Apparently, there are people out there saying that drinking beer improves mothers’ milk supply. I had never heard this before, but drinking alcohol dehydrates, decreasing milk supply. However, there is no evidence supporting pumping and dumping.
A lot of the weirder ideas, such as “no cauliflower while breastfeeding” type advice came from the grandparents. I’m glad my mom didn’t say anything crazy to me.
After delivering her daughter, Dr. Oster had trouble with breastfeeding. The doctors, to avoid something called “nipple confusion,” (wut?) had some sort of contraption that involved taping a tube to her breast to feed her daughter from the bottle. She declined to bring the device home.
Another interesting diversion between empiricism and logic: how to introduce solid foods. The official guidelines are to introduce rice or oatmeal first, then introduce fruit or vegetables, one variety at a time for a few days.
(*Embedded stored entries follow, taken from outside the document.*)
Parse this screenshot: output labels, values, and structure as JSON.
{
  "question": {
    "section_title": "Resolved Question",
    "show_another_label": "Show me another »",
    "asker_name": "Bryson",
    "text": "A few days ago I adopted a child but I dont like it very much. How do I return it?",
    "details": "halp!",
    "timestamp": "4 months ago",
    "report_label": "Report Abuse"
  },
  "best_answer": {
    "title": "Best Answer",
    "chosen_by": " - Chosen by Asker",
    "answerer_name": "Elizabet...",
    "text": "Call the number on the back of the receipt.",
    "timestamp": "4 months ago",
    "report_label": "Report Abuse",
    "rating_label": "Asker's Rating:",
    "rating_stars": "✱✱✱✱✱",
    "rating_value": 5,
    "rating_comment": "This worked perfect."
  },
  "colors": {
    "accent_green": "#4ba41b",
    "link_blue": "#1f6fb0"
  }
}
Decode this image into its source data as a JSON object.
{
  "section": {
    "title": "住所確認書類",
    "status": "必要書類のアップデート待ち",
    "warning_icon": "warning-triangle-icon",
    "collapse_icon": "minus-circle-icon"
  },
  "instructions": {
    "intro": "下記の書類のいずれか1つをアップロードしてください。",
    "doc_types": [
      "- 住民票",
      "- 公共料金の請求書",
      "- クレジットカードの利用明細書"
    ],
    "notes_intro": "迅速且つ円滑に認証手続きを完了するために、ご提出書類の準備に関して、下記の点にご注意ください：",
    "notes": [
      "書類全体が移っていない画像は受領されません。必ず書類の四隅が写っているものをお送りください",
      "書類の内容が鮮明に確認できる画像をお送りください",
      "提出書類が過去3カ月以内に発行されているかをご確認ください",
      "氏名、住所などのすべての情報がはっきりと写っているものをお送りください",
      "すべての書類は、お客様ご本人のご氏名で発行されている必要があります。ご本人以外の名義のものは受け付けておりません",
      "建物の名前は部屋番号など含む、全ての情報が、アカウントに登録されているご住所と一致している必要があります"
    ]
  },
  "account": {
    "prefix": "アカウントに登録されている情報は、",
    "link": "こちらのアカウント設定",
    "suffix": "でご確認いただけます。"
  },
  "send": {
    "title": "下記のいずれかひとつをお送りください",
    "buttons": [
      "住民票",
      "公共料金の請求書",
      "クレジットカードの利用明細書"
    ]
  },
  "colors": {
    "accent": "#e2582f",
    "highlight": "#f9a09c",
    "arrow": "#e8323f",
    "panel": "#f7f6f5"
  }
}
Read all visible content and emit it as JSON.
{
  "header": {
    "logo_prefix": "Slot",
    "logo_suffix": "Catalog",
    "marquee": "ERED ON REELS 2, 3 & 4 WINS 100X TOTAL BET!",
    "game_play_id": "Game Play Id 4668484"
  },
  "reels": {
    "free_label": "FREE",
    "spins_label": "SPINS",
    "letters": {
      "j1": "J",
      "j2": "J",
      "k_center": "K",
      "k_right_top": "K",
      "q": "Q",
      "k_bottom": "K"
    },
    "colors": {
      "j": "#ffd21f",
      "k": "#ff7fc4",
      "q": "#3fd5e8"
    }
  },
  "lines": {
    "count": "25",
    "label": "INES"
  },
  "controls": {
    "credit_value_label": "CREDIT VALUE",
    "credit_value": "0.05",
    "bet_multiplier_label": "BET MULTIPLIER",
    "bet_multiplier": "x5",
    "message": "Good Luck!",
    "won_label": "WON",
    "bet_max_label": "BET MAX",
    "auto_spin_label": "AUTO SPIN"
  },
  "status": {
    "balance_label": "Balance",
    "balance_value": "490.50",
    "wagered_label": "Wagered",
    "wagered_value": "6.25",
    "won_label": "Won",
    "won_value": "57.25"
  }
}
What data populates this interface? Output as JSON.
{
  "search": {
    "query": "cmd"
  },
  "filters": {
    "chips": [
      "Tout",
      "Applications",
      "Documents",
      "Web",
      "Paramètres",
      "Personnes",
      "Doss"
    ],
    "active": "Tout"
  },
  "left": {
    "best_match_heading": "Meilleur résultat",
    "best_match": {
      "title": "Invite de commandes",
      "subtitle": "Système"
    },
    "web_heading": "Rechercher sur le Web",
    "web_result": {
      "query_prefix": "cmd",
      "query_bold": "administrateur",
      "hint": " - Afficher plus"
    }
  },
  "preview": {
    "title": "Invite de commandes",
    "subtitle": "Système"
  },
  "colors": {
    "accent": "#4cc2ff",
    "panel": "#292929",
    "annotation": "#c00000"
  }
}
This is on the theory that you can mix cereals with breast milk or formula and they’ll be more likely to accept it. You introduce only one variety at a time to control for allergens. These specifics have never been tested. However, Dr. Oster points out that most allergies are caused by peanuts, tree nuts, eggs, and milk. While introducing those foods one at a time makes sense, mixing apples and pears is fine.
The guidelines also recommend not to introduce honey before 1 year due to the risk of botulism. While there were some high-profile cases of botulism in the 70s from honey, the actual rate of infant botulism has not changed since the guidelines changed, so maybe its not the driving source of infant botulism.